El aspirante republicano y expresidente de Estados Unidos, Donald Trump, volvió a sacudir el tablero económico del continente al declarar que el Tratado entre México, Estados Unidos y Canadá (T-MEC) podría ser reemplazado por acuerdos bilaterales con cada país.
Trump afirmó que su intención es “simplificar y fortalecer” las relaciones comerciales, pero su mensaje fue interpretado como una amenaza directa a la continuidad del T-MEC, uno de los pilares del comercio regional y motor clave para millones de empleos en América del Norte.

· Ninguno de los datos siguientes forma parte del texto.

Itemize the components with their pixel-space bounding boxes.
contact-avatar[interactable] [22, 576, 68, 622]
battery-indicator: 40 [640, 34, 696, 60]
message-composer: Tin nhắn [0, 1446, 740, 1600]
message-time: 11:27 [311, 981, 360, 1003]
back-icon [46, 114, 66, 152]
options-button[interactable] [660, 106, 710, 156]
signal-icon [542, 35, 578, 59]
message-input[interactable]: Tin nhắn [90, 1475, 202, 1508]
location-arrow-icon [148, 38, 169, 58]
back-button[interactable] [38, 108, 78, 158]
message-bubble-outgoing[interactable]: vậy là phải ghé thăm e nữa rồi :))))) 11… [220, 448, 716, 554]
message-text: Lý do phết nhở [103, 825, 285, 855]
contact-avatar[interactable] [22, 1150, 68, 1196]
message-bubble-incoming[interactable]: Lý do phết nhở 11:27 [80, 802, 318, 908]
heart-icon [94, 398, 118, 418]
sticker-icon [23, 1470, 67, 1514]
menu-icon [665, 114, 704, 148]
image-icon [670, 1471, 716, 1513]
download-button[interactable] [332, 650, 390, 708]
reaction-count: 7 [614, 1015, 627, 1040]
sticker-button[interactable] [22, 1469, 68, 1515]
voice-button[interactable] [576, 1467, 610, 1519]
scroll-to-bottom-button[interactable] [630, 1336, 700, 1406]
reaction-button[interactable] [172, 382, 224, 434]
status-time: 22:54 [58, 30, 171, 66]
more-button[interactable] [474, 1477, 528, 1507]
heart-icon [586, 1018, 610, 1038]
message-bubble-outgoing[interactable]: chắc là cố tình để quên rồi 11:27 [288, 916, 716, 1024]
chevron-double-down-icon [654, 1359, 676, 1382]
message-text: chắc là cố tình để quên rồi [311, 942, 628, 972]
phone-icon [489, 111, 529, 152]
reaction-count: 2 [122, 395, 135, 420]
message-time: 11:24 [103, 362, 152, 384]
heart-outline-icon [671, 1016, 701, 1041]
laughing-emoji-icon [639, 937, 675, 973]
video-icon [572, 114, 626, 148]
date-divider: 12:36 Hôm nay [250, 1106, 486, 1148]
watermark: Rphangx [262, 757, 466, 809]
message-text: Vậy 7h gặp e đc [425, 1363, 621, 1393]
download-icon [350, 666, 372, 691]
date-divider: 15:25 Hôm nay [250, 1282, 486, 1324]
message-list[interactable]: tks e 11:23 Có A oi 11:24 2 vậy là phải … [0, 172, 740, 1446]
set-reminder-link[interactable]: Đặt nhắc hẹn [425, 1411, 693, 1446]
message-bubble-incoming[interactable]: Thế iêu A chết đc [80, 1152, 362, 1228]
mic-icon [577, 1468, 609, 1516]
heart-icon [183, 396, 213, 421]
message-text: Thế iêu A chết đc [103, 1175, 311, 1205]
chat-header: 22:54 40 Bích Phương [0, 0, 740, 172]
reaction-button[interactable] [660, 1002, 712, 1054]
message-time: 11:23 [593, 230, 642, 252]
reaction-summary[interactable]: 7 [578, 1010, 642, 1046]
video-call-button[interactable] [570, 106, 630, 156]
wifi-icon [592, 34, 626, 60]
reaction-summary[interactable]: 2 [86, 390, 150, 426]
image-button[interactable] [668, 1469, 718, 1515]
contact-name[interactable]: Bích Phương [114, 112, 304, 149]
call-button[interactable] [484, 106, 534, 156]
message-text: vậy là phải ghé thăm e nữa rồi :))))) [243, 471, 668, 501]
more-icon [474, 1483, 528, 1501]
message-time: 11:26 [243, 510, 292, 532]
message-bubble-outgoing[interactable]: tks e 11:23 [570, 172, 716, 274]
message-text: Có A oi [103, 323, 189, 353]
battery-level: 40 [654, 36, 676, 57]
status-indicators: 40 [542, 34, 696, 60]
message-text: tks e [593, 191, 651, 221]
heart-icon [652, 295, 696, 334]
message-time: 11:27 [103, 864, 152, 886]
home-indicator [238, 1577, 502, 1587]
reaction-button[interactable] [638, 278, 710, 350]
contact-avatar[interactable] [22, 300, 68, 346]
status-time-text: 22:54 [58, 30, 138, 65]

Durante su administración, Trump ya había renegociado el viejo TLCAN bajo presión, imponiendo condiciones favorables a la industria estadounidense. Ahora, en plena campaña presidencial, el discurso suena más a promesa electoral que a estrategia económica: “Si el tratado no funciona para Estados Unidos, lo reemplazaremos”, dijo.
Analistas advierten que un cambio así podría desestabilizar las cadenas de suministro, frenar inversiones y poner en riesgo los beneficios del nearshoring, especialmente en México, donde miles de empresas dependen de la integración comercial con el norte.
La postura de Trump revive el fantasma del proteccionismo y deja claro que su prioridad no es fortalecer la cooperación, sino volver a poner a su país “primero”, incluso si eso implica dinamitar los acuerdos que él mismo firmó.
México y Canadá han evitado responder con confrontación directa, aunque la tensión se siente. La sola posibilidad de que el T-MEC se desarme ya genera incertidumbre en los mercados, en un momento en que la región busca estabilidad frente a los retos económicos globales.
El futuro del tratado parece depender, otra vez, de las urnas estadounidenses. Y en ese escenario, el comercio trilateral podría convertirse en la próxima víctima del populismo económico.